Huestis’s company, Porcelain and Stone, is described on its website as “dedicated to the coastal life and nautical aesthetic. Individually handmade to look not handmade. The sculpted porcelain pieces designed are classic with intentional clean lines for a timeless style.”
One of her biggest challenges when it comes to making jewelry, Huestis said, is being the first to try a new design.
“My cave-mentality is this idea that anyone can figure something out if there is a need to try. I’m also stubborn enough to do extensive research and experiments to solve for what I need,” she explained.
Huestis enjoys experimenting and trying projects that are outside of her comfort zone.

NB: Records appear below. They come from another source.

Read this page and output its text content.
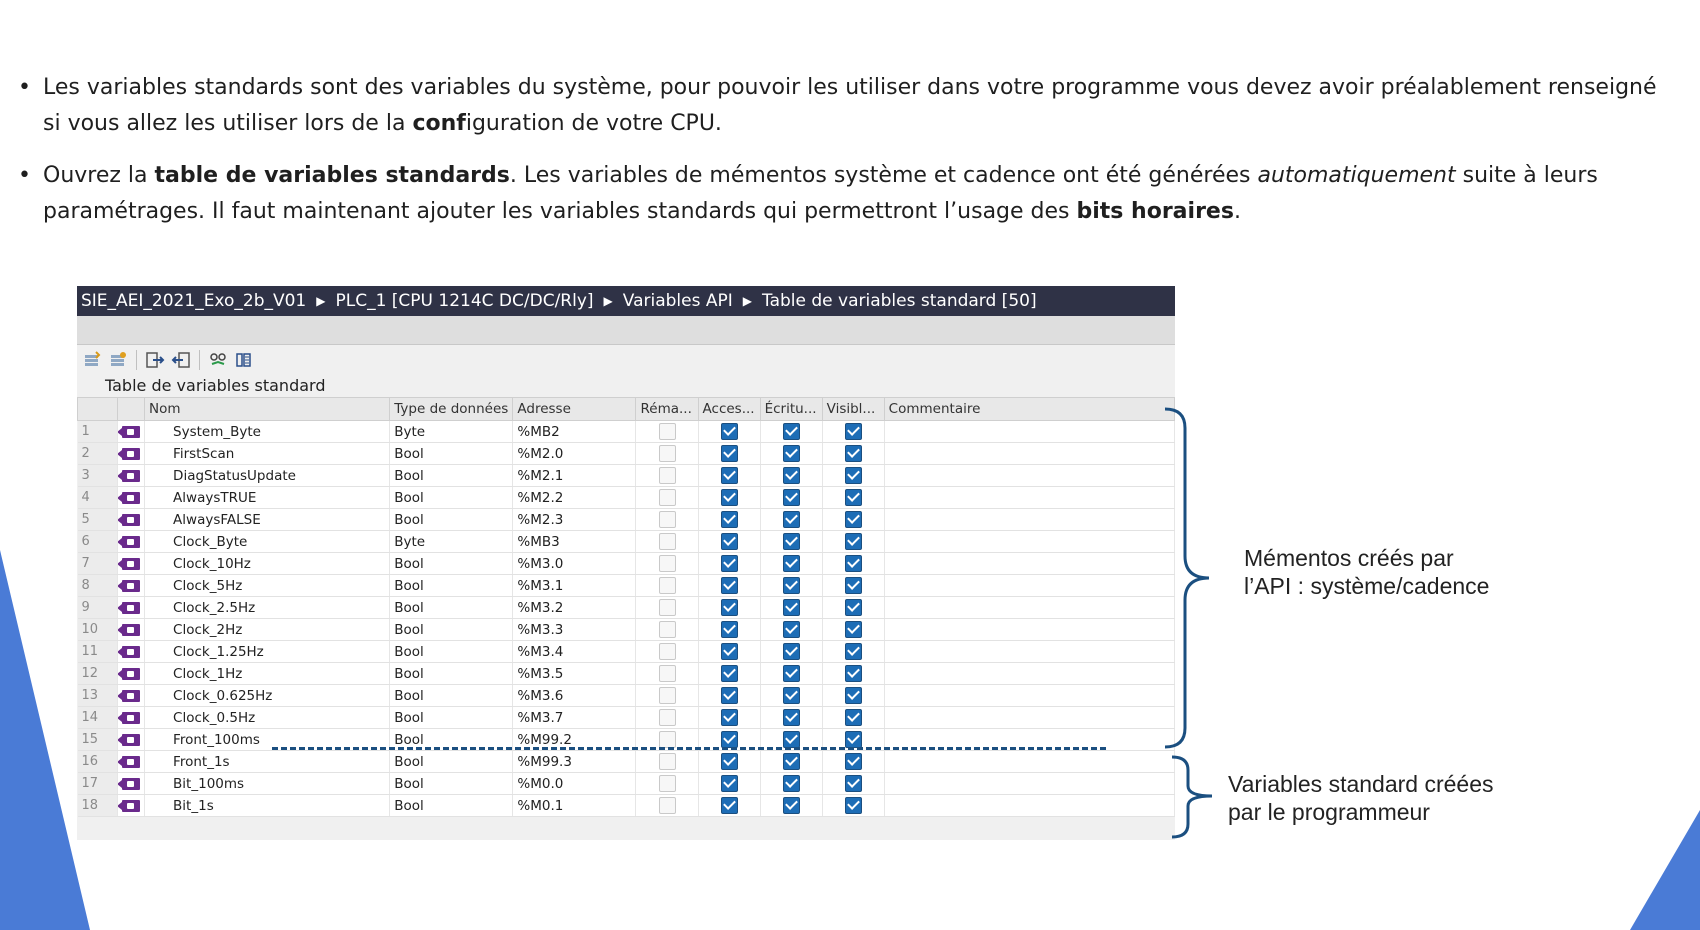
• Les variables standards sont des variables du système, pour pouvoir les utiliser dans votre programme vous devez avoir préalablement renseigné si vous allez les utiliser lors de la configuration de votre CPU.
• Ouvrez la table de variables standards. Les variables de mémentos système et cadence ont été générées automatiquement suite à leurs paramétrages. Il faut maintenant ajouter les variables standards qui permettront l’usage des bits horaires.
SIE_AEI_2021_Exo_2b_V01 ▶ PLC_1 [CPU 1214C DC/DC/Rly] ▶ Variables API ▶ Table de variables standard [50]
Table de variables standard
		Nom	Type de données	Adresse	Réma...	Acces...	Écritu...	Visibl...	Commentaire
1		System_Byte	Byte	%MB2					
2		FirstScan	Bool	%M2.0					
3		DiagStatusUpdate	Bool	%M2.1					
4		AlwaysTRUE	Bool	%M2.2					
5		AlwaysFALSE	Bool	%M2.3					
6		Clock_Byte	Byte	%MB3					
7		Clock_10Hz	Bool	%M3.0					
8		Clock_5Hz	Bool	%M3.1					
9		Clock_2.5Hz	Bool	%M3.2					
10		Clock_2Hz	Bool	%M3.3					
11		Clock_1.25Hz	Bool	%M3.4					
12		Clock_1Hz	Bool	%M3.5					
13		Clock_0.625Hz	Bool	%M3.6					
14		Clock_0.5Hz	Bool	%M3.7					
15		Front_100ms	Bool	%M99.2					
16		Front_1s	Bool	%M99.3					
17		Bit_100ms	Bool	%M0.0					
18		Bit_1s	Bool	%M0.1					
Mémentos créés par
l’API : système/cadence
Variables standard créées
par le programmeur
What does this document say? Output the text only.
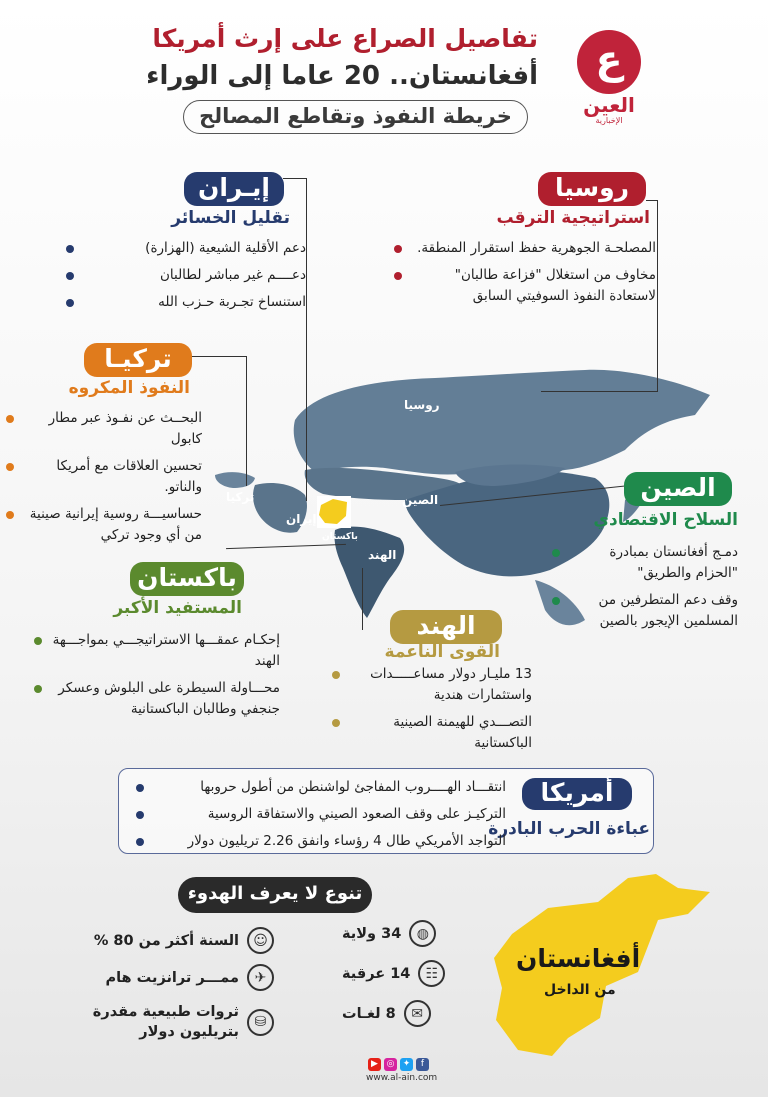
تفاصيل الصراع على إرث أمريكا
أفغانستان.. 20 عاما إلى الوراء
خريطة النفوذ وتقاطع المصالح
ع
العين
الإخبارية
روسيا
الصين
الهند
إيران
تركيا
باكستان
روسيا
استراتيجية الترقب
المصلحـة الجوهرية حفظ استقرار المنطقة.
مخاوف من استغلال "فزاعة طالبان" لاستعادة النفوذ السوفيتي السابق
إيـران
تقليل الخسائر
دعم الأقلية الشيعية (الهزارة)
دعــــم غير مباشر لطالبان
استنساخ تجـربة حـزب الله
تركيـا
النفوذ المكروه
البحــث عن نفـوذ عبر مطار كابول
تحسين العلاقات مع أمريكا والناتو.
حساسيـــة روسية إيرانية صينية من أي وجود تركي
الصين
السلاح الاقتصادي
دمـج أفغانستان بمبادرة "الحزام والطريق"
وقف دعم المتطرفين من المسلمين الإيجور بالصين
باكستان
المستفيد الأكبر
إحكـام عمقـــها الاستراتيجـــي بمواجـــهة الهند
محـــاولة السيطرة على البلوش وعسكر جنجفي وطالبان الباكستانية
الهند
القوى الناعمة
13 مليـار دولار مساعـــــدات واستثمارات هندية
التصـــدي للهيمنة الصينية الباكستانية
أمريكا
عباءة الحرب البادرة
انتقـــاد الهــــروب المفاجئ لواشنطن من أطول حروبها
التركيـز على وقف الصعود الصيني والاستفاقة الروسية
التواجد الأمريكي طال 4 رؤساء وانفق 2.26 تريليون دولار
تنوع لا يعرف الهدوء
◍
34 ولاية
☷
14 عرقية
✉
8 لغـات
☺
السنة أكثر من 80 %
✈
ممـــر ترانزيت هام
⛁
ثروات طبيعية مقدرة بتريليون دولار
أفغانستان
من الداخل
▶ ◎ ✦	f
www.al-ain.com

“I was working on a perfume bottle over this past month, and there really wasn’t anyone that I could talk with about it. It was kind of fun for me because I really enjoy this sort of cavemen mentality where someone didn’t know how to do something, but they figured it out and that is the fun part for me,” she said. “How to make a perfectly screwed on gasket so that I can turn the cover onto the perfume bottle and make a tight closure. It’s very rewarding.”
Her advice for Wellesley students is to “do the things that you’re most interested in.” She recalls taking a class at MIT that sparked her interest in architecture and design. She credits Wellesley for boosting her confidence and helping her learn how to stay motivated.
“I didn’t come [to Wellesley] with a good amount of confidence. But Wellesley kind of helped nurture that belief that I could do things…If you’re doing something that you really love doing it’s just gonna keep motivating you,” she said.
While at Wellesley, Huestis was a part of the Whiptails, the ultimate frisbee team and Fusion, the cultural organization for those who identify as mixed-race. She was also a member of the lacrosse team until a broken foot forced her to stop playing. Some of her favorite memories include working in the computer labs late at night.
“You would just meet the most random and fun people as you worked late into the night, which I’m sure everybody still does,” she said.
In her free time, Huestis enjoys playing with clay, running and experimental cooking, like molecular gastronomy, in which she investigates the chemical and physical changes that occur when food cooks.
Huestis sells her work at SoWa, an art walk, in the South End of Boston on Sundays in the summer. Her studio is in Somerville. She also hosts open studios on the first weekends of May and November and sells her work on www. porcelainandstone.com.